According to agency filings on Thursday, the Securities and Exchange Commission (SEC) has delayed making a decision on all of the spot bitcoin exchange-traded fund (ETF) applications filed earlier this year by applicants including BlackRock, WisdomTree, Invesco Galaxy, Wise Origin, VanEck, Bitwise, and Valkyrie Digital Assets until October.
Bitcoin (BTC), which was already down significantly on the day, plummeted even lower on the news, down 4.1% in the last 24 hours to $26,100.
Last month, the SEC began assessing the current round of applications from crypto-heavy and traditional financial organizations such as Wise Origin (Fidelity), BlackRock, and Invesco Galaxy. The applicants seek to establish the first spot bitcoin ETF, which supporters believe would allow for more retail investing in the bitcoin field while saving investors the bother of setting up a wallet or buying bitcoin directly.
The SEC’s directives today postpone any definite judgement, instead extending existing comment periods and allowing for further public input on the applications. The revised deadlines for Wise Origin, Galaxy, and WisdomTree are October 17, with Valkyrie following two days later. Bitwise’s new deadline is October 16th.
The agency has 240 days from the start of its consideration of the applications to reach a final judgement on whether to approve or refuse them. The SEC has always used every feasible comment and review opportunity to postpone making final conclusions until that 240 days have passed, so Thursday’s agency filings are expected.
The D.C. Circuit Court of Appeals ruled earlier this week that some of the SEC’s arguments in rejecting bitcoin ETF applications appeared “arbitrary and capricious,” after Grayscale argued that the SEC lacked a firm basis to reject its bid to convert the Grayscale Bitcoin Trust into an ETF. Grayscale and CoinDesk are both owned by Digital Currency Group.
According to Judge Neomi Rao, writing for the unanimous court, the SEC’s denial of the application was inconsistent with the approval of a pair of bitcoin futures ETFs, and the SEC did not explain why it viewed these types of products differently given the underlying bitcoin market’s “99.9% correlation” between spot and futures market prices.
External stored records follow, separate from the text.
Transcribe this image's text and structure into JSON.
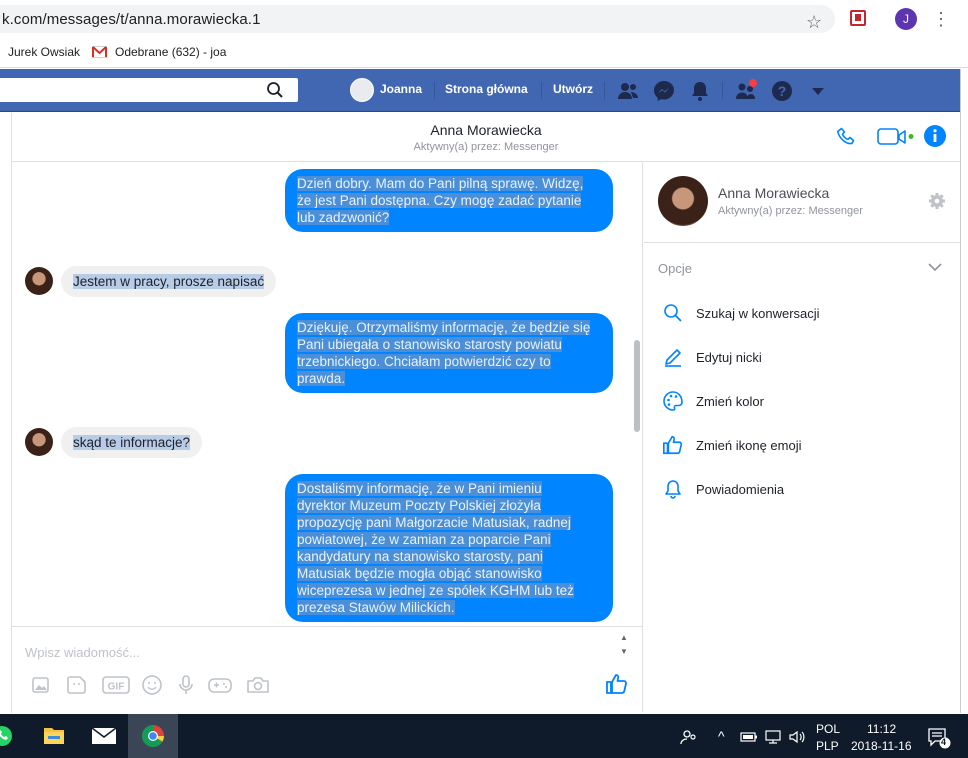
{
  "browser": {
    "url": "k.com/messages/t/anna.morawiecka.1",
    "profile_initial": "J",
    "bookmarks": [
      {
        "label": "Jurek Owsiak"
      },
      {
        "label": "Odebrane (632) - joa"
      }
    ]
  },
  "facebook": {
    "user_name": "Joanna",
    "nav": [
      "Strona główna",
      "Utwórz"
    ],
    "brand_color": "#4267b2"
  },
  "chat": {
    "contact_name": "Anna Morawiecka",
    "contact_status": "Aktywny(a) przez: Messenger",
    "messages": [
      {
        "direction": "outgoing",
        "lines": [
          "Dzień dobry. Mam do Pani pilną sprawę. Widzę,",
          "że jest Pani dostępna. Czy mogę zadać pytanie",
          "lub zadzwonić?"
        ]
      },
      {
        "direction": "incoming",
        "lines": [
          "Jestem w pracy, prosze napisać"
        ]
      },
      {
        "direction": "outgoing",
        "lines": [
          "Dziękuję. Otrzymaliśmy informację, że będzie się",
          "Pani ubiegała o stanowisko starosty powiatu",
          "trzebnickiego. Chciałam potwierdzić czy to",
          "prawda."
        ]
      },
      {
        "direction": "incoming",
        "lines": [
          "skąd te informacje?"
        ]
      },
      {
        "direction": "outgoing",
        "lines": [
          "Dostaliśmy informację, że w Pani imieniu",
          "dyrektor Muzeum Poczty Polskiej złożyła",
          "propozycję pani Małgorzacie Matusiak, radnej",
          "powiatowej, że w zamian za poparcie Pani",
          "kandydatury na stanowisko starosty, pani",
          "Matusiak będzie mogła objąć stanowisko",
          "wiceprezesa w jednej ze spółek KGHM lub też",
          "prezesa Stawów Milickich."
        ]
      }
    ],
    "composer_placeholder": "Wpisz wiadomość...",
    "accent_color": "#0084ff"
  },
  "info_panel": {
    "contact_name": "Anna Morawiecka",
    "contact_status": "Aktywny(a) przez: Messenger",
    "options_title": "Opcje",
    "options": [
      {
        "label": "Szukaj w konwersacji",
        "icon": "search-icon"
      },
      {
        "label": "Edytuj nicki",
        "icon": "pencil-icon"
      },
      {
        "label": "Zmień kolor",
        "icon": "palette-icon"
      },
      {
        "label": "Zmień ikonę emoji",
        "icon": "thumbs-up-icon"
      },
      {
        "label": "Powiadomienia",
        "icon": "bell-icon"
      }
    ]
  },
  "taskbar": {
    "lang_top": "POL",
    "lang_bottom": "PLP",
    "time": "11:12",
    "date": "2018-11-16",
    "notification_count": "4"
  }
}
Grayscale’s claim that its proposed ETF was “materially similar” to the S&P 500.
“First and foremost, the underlying assets – bitcoin and bitcoin futures – are highly correlated.” Second, the surveillance sharing arrangements with the CME are equivalent, with the same possibility of discovering fraudulent or manipulative behavior in the bitcoin and bitcoin futures markets,” she stated.
Similar grounds were utilized by the SEC in rejecting other ETF applications as it did in rejecting Grayscale’s proposal. The appeals court instructed the regulator to reconsider the application.